Selon mon expérience, les découvertes d’un terton sont toujours presque intégrales et instantanées. Vous recevez la totalité du terma en un seul éclair et vous prenez ensuite votre temps pour en expliciter le contenu. Les compositeurs de musique tels que Mozart et Scriabine ont évoqué un phénomène similaire. Scriabine ressortit à la notion de “vision à quatre dimensions” pour expliquer comment ses symphonies lui étaient transmises, presque complètes, chaque note bien à sa place. Il lui fallait simplement prendre le temps d’écrire ce qu’il entendait. Il ne composait pas la symphonie, il se contentait de la transcrire. Il en est de même avec les termas.

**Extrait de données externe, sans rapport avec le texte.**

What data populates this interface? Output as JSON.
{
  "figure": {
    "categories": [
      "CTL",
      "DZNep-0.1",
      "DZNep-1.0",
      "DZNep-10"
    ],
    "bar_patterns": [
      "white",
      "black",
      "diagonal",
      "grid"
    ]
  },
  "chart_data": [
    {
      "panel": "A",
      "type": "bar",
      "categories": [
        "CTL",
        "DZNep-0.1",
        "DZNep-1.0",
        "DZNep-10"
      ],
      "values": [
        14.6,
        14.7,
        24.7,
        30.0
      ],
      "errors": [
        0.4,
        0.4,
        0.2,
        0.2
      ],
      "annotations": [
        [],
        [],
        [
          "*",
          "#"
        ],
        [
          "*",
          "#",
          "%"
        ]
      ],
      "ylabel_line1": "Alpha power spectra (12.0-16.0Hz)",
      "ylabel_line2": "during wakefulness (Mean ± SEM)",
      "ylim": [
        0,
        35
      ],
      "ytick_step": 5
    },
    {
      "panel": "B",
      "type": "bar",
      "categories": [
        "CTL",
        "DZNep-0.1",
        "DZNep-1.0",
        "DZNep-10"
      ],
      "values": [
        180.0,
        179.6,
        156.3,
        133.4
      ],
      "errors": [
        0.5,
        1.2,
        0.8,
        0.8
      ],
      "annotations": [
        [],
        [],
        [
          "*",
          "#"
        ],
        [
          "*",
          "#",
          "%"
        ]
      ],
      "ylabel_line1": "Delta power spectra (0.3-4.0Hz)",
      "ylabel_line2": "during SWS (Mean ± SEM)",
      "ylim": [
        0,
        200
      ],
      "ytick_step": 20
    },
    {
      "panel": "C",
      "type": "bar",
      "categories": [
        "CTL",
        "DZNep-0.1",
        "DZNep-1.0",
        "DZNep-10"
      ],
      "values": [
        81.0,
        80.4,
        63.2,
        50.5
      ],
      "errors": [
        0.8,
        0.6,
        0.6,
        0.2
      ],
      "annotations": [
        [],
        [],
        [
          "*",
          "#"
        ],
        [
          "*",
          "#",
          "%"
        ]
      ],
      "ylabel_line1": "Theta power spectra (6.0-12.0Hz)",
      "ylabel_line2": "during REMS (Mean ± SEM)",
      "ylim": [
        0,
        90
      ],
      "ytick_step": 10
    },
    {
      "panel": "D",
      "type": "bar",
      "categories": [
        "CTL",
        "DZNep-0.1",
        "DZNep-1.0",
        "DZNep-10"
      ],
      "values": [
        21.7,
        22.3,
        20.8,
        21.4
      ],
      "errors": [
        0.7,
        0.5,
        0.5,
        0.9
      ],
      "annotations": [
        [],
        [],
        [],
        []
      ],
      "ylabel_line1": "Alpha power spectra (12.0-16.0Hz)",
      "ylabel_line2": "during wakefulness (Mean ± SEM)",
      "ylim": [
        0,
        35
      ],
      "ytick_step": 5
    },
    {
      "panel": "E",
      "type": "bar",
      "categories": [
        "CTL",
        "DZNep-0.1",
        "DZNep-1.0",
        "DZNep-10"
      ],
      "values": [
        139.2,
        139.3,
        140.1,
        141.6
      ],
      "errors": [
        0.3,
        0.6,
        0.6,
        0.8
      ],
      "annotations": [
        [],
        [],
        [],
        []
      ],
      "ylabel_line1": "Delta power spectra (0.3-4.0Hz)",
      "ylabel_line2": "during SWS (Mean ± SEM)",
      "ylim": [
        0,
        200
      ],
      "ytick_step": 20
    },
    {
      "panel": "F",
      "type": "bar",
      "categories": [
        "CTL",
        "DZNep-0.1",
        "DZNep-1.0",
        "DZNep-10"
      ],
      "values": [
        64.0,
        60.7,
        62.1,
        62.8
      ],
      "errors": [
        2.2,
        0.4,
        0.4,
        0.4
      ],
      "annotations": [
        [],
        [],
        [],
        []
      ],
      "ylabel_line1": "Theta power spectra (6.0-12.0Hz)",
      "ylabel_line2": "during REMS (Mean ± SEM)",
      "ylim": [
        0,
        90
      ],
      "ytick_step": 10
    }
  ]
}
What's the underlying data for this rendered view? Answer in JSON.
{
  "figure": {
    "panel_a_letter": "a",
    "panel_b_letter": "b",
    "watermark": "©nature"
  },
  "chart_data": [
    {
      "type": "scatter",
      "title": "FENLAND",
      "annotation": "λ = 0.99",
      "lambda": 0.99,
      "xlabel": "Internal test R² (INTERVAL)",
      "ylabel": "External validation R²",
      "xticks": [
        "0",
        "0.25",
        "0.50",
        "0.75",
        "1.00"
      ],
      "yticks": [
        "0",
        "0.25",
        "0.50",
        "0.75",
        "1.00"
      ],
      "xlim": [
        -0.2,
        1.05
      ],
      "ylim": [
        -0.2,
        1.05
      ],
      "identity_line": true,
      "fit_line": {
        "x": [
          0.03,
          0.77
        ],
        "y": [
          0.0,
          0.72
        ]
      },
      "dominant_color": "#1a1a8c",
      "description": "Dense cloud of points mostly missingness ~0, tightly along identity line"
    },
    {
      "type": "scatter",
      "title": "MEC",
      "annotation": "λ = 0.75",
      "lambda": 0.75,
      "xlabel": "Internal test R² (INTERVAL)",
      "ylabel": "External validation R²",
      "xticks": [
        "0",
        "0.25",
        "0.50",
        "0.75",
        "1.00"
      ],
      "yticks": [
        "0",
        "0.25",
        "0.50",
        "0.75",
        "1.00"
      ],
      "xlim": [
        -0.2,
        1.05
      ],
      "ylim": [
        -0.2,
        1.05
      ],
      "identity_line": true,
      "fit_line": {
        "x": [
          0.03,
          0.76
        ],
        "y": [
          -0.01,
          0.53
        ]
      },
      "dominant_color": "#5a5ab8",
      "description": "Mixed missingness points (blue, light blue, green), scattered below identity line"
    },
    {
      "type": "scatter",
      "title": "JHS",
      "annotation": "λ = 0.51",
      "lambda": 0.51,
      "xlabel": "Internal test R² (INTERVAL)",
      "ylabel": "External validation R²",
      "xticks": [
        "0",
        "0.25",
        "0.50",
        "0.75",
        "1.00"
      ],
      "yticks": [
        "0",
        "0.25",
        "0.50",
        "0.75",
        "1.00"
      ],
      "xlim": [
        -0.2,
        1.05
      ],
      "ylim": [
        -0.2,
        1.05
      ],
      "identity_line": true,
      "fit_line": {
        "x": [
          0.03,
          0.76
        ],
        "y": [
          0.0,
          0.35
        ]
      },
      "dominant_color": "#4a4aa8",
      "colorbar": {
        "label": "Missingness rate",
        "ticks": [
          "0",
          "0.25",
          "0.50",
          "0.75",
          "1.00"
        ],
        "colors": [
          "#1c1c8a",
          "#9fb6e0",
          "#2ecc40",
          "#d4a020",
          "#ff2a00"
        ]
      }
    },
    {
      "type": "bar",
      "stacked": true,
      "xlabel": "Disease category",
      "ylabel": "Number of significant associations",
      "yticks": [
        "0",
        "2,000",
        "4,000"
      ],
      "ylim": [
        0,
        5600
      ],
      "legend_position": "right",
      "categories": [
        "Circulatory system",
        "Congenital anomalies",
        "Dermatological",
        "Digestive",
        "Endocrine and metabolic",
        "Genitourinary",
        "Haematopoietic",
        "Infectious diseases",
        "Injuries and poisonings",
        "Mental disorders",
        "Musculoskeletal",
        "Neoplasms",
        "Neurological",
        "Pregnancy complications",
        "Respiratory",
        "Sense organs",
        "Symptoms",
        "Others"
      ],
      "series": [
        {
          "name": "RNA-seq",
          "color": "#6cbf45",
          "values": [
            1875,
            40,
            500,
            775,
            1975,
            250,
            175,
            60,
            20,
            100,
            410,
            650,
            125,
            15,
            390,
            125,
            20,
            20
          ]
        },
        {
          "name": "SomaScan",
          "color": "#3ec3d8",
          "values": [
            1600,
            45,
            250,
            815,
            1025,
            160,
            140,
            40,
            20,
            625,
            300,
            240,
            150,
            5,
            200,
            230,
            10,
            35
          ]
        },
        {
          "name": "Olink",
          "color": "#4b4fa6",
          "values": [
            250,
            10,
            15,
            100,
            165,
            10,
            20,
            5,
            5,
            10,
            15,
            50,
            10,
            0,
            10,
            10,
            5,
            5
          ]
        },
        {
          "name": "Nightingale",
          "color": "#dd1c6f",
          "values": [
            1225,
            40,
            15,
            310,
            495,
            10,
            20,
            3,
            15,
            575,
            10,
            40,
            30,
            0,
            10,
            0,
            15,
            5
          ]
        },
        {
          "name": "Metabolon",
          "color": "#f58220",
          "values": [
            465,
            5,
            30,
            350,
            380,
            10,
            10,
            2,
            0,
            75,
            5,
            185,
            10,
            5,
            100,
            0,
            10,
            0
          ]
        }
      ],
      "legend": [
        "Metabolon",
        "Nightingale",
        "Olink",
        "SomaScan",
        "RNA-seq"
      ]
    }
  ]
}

Selon la définition historique limitée, donnée par Mhuda Khanna, le Nexus des Shaktis est le groupe des dix Mahavidyas ou déesses de sagesse d’origine Hindoue. Elles sont présentées dans les temples comme composant un groupe intégral et habituellement disposées en cercle. Ces images graphiques ne sont pas de provenance antique mais plutôt relativement récentes. Assez rapidement, durant les jours qui suivirent le flash initial, ma vision du Nexus se développa à partir des dix personnages décrits par Khanna pour en arriver à dix-huit. Je n’ai pas élaboré conceptuellement cette structure, elle s’est tout simplement construite dans mon imagination.  On pourrait qualifier ce processus de découverte imaginale. Durant tout ce processus d’élaboration, j’étais en contact permanent avec ma dakini nouvellement rencontrée, ma “consort tantrique” qui reste à ce jour intimement impliquée dans la révélation du rêve lucide de Gaïa.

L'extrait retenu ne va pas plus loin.